Norman is accused of leaking cabinet secrets related to that contract. The Crown also alleges that the former commander of the navy tipped off a now-former CBC reporter about the results of a secret Liberal cabinet committee decision to put the project on hold in November 2015.
The Crown alleges Norman manipulated the process in favour of the leasing project.
In a recent court filing, prosecutors claimed to have email evidence to back up their allegation that Norman leaked confidential information on 12 separate occasions.
Norman's lawyers have asked for a trove of federal documents to defend him, including cabinet records.
An end-run around the boss
Quoting from RCMP witness transcripts (which have not been tested in court or entered into evidence), Mainville laid out how the Harper government dismissed objections from bureaucrats who opposed the proposal and set up an "alternative" process to deliver the ship.
That process — extraordinarily — bypassed the then-chief of defence staff and involved the Harper Prime Minister's Office dealing directly with Norman and the navy.
It also involved changing regulations on sole-source contracts just before the last election.
Mainville says the Conservatives put the admiral under the gun.
"We have reason to believe they believed he was not doing enough to push this through," she said.
While he was prime minister, Stephen Harper's office asked Norman to draw up a procurement list of equipment the navy needed.
It also routinely communicated directly with Norman about the plan to lease a supply ship, Mainville said.
Then-defence minister Jason Kenney also asked Norman for his opinion on how to get it done, Mainville alleged.

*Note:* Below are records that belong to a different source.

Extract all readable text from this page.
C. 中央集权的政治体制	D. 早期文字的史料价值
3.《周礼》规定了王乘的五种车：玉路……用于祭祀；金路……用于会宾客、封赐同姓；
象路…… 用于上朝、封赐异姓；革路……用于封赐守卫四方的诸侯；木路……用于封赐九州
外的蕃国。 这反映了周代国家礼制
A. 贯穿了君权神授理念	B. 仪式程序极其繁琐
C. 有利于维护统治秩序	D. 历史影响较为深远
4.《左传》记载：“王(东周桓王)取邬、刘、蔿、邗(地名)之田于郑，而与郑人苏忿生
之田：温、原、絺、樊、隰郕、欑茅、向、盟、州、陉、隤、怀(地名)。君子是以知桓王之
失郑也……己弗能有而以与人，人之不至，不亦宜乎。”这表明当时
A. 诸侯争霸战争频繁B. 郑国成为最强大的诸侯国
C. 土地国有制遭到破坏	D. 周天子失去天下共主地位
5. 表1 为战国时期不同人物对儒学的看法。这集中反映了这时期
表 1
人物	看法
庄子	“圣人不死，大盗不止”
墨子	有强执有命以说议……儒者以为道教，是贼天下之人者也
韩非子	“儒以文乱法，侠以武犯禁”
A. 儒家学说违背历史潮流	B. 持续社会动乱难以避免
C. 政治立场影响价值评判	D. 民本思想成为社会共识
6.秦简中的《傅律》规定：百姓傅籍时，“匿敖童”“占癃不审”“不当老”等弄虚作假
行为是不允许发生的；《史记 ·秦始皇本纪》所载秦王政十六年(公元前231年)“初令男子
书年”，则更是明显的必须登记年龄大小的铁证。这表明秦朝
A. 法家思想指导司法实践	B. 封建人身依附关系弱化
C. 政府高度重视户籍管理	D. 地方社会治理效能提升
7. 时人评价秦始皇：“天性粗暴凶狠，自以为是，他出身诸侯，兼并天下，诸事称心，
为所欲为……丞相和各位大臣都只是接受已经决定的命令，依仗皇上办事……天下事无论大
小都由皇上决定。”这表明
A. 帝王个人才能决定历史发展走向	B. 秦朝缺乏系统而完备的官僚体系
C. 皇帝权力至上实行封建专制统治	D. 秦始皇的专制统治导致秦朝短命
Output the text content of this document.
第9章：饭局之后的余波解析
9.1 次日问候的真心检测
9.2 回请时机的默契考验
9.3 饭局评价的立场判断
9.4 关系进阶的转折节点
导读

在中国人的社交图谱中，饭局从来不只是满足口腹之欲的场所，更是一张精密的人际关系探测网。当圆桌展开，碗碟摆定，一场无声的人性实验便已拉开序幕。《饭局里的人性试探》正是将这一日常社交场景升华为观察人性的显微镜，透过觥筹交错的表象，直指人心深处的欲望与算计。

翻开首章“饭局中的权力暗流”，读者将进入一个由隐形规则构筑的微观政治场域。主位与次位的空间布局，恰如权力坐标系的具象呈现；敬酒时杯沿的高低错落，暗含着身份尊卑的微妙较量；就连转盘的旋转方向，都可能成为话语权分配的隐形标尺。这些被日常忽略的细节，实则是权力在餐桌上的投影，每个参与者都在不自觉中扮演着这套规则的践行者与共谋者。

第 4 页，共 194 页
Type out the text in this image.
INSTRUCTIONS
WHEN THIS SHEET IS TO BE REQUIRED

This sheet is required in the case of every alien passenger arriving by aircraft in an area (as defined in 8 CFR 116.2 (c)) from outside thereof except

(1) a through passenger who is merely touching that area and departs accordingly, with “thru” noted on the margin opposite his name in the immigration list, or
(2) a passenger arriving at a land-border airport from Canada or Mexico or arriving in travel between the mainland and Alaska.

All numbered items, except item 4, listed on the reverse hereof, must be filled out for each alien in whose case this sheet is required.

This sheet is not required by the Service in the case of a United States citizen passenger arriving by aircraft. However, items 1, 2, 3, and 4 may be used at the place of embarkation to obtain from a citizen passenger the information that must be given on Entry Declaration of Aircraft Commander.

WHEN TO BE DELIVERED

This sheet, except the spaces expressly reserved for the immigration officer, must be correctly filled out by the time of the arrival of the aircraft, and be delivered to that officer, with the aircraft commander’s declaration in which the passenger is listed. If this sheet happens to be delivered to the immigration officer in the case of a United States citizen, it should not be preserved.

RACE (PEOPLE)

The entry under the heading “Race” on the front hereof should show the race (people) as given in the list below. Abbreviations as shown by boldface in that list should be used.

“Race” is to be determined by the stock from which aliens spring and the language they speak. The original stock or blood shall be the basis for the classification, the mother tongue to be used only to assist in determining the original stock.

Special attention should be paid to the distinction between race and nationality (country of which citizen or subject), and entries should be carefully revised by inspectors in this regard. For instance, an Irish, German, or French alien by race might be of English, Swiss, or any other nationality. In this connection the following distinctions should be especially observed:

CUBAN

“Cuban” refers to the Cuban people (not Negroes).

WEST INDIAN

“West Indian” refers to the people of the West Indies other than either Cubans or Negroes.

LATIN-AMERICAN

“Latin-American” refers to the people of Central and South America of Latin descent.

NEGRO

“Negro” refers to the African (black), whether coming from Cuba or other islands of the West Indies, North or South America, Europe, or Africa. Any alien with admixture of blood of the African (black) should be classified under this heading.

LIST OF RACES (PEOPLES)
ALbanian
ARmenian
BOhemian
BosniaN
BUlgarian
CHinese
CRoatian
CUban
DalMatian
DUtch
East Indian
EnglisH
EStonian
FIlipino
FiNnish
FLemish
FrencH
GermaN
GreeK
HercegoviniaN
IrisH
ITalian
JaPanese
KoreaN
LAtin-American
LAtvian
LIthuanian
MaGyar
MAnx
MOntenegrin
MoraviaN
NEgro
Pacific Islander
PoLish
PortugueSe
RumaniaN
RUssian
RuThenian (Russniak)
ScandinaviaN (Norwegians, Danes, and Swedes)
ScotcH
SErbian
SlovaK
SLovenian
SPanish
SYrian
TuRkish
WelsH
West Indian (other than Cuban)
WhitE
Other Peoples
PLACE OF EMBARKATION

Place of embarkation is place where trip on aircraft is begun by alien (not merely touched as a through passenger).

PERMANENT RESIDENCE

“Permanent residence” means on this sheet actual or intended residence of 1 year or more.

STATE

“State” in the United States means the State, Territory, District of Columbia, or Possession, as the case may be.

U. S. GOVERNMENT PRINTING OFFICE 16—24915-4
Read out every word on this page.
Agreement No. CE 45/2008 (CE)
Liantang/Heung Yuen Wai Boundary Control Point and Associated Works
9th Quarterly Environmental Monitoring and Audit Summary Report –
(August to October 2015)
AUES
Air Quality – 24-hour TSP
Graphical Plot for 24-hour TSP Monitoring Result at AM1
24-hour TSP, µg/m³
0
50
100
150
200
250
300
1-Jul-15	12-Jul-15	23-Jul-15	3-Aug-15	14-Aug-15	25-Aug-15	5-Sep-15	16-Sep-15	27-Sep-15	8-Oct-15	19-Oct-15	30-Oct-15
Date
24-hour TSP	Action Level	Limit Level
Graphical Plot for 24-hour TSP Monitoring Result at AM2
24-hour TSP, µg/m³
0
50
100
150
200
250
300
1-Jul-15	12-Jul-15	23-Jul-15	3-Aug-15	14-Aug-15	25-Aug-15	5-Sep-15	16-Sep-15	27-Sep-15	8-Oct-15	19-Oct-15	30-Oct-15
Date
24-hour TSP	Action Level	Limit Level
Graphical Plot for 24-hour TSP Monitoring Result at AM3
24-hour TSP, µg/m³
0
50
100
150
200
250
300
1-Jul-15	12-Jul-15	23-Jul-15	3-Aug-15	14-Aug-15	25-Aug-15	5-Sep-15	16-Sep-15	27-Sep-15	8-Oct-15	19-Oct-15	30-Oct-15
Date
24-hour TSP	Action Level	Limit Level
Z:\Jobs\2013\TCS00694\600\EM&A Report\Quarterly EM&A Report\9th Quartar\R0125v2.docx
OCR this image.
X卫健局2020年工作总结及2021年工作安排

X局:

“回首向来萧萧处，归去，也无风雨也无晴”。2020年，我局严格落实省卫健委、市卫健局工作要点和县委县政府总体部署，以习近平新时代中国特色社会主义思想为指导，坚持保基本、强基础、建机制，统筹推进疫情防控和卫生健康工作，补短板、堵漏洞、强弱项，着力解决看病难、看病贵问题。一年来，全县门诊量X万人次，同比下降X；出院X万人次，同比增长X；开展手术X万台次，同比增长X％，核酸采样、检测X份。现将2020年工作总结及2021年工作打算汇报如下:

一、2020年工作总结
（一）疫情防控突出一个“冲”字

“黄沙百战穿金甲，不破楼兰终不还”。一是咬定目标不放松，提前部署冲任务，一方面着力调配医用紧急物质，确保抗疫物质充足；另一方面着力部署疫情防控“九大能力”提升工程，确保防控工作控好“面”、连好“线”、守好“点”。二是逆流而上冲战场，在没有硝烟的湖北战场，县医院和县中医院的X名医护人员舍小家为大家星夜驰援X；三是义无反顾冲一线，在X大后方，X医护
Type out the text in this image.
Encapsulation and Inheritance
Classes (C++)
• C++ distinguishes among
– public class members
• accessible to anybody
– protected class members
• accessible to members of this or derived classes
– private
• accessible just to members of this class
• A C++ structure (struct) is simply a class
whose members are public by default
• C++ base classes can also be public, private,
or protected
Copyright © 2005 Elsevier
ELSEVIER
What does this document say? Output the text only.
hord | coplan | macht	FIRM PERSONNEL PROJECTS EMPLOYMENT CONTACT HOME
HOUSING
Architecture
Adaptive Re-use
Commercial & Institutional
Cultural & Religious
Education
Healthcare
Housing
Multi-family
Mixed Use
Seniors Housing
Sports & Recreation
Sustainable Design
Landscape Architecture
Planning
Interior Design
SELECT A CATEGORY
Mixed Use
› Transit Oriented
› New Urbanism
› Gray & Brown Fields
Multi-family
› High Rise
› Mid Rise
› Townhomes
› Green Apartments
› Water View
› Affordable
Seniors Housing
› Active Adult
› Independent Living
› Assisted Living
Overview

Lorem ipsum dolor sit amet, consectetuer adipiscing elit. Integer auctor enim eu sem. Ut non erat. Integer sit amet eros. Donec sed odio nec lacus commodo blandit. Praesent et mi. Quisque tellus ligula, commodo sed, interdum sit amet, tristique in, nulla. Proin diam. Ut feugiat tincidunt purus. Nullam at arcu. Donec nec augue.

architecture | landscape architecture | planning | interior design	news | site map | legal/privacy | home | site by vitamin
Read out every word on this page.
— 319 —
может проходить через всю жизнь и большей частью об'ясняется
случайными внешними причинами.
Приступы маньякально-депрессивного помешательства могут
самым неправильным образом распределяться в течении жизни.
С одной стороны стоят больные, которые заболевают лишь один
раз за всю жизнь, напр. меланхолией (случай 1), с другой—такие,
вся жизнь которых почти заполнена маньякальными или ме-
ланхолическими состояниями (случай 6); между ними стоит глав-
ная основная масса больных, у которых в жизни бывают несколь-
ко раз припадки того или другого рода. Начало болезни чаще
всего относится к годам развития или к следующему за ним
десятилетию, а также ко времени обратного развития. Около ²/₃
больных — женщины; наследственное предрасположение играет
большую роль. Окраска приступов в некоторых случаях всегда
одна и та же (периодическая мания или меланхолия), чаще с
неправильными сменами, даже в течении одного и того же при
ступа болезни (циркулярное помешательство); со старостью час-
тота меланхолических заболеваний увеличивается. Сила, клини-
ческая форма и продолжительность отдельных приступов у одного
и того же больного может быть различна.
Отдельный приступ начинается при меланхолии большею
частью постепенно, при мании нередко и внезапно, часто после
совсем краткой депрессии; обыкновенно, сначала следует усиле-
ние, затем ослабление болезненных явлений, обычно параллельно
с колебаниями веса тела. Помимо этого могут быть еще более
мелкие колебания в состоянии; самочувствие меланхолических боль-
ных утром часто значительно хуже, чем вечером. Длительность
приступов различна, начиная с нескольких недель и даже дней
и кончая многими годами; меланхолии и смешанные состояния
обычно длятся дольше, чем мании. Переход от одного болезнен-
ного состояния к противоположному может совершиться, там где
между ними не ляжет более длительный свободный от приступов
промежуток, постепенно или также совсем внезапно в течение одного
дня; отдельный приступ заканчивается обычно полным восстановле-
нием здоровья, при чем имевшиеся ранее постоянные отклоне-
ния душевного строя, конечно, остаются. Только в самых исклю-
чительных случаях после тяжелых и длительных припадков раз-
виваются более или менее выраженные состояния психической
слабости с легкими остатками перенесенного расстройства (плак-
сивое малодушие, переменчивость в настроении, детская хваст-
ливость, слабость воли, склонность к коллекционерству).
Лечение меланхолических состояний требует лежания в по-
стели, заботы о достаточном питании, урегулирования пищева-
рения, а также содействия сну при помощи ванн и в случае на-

"So was he being loyal or not?" Mainville said. "There is more to this story than the black and white picture the Crown would like to paint."
Those direct discussions with Norman took place over the objections and advice of senior bureaucrats — including then-chief of the defence staff Tom Lawson, who in the spring of 2015 recommended the cabinet not proceed with the Davie deal.
The Conservatives ignored that advice and insisted the leasing deal move forward.
Mainville also said that, at the same time, the Harper government "was talking to (the) Davie" shipyard in the run-up to the signing of the contract.
Mainville quoted from an RCMP interview with Mellisa Burke, a senior Privy Council Office staffer.
She argued the direct communication between the Prime Minister's Office and Norman contradicts the Crown's claim that Norman was working to undermine the federal cabinet and was leaking information to both Davie and the media to get his own way.
No 'rogue' action, says defence
She argued the thousands of documents the defence wants to see are critical to making the defence case.
"The point we want to make here is that there were communications between Vice Admiral Norman and the Prime Minister's Office," Mainville said. "And it's not a situation where Vice Admiral Norman had gone rogue."
The Conservatives agreed to lease a supply ship for the navy in the summer of 2015, but left the finalization of the contract to the new Liberal government.
Also today, Norman's lawyers were accused of improperly trying to discredit one Liberal cabinet minister and twisting the words of another.
Lawyers for the federal government took issue, in a written court filing, with lawyer Marie Henein using statements from the House of Commons' official record, Hansard.
The defence "seeks to use a statement of Minister (Scott) Brison to impeach his credibility," said the submission.
Federal lawyers point out that statements made in the Commons are privileged and cannot be considered evidence.
They also point to Henein's use of question period answers from Public Safety Minister Ralph Goodale about the hiring of former CBC journalist James Cudmore — the journalist the Crown alleges was the recipient of Norman's tip-off about the Liberal cabinet putting the brakes on the Davie leasing deal.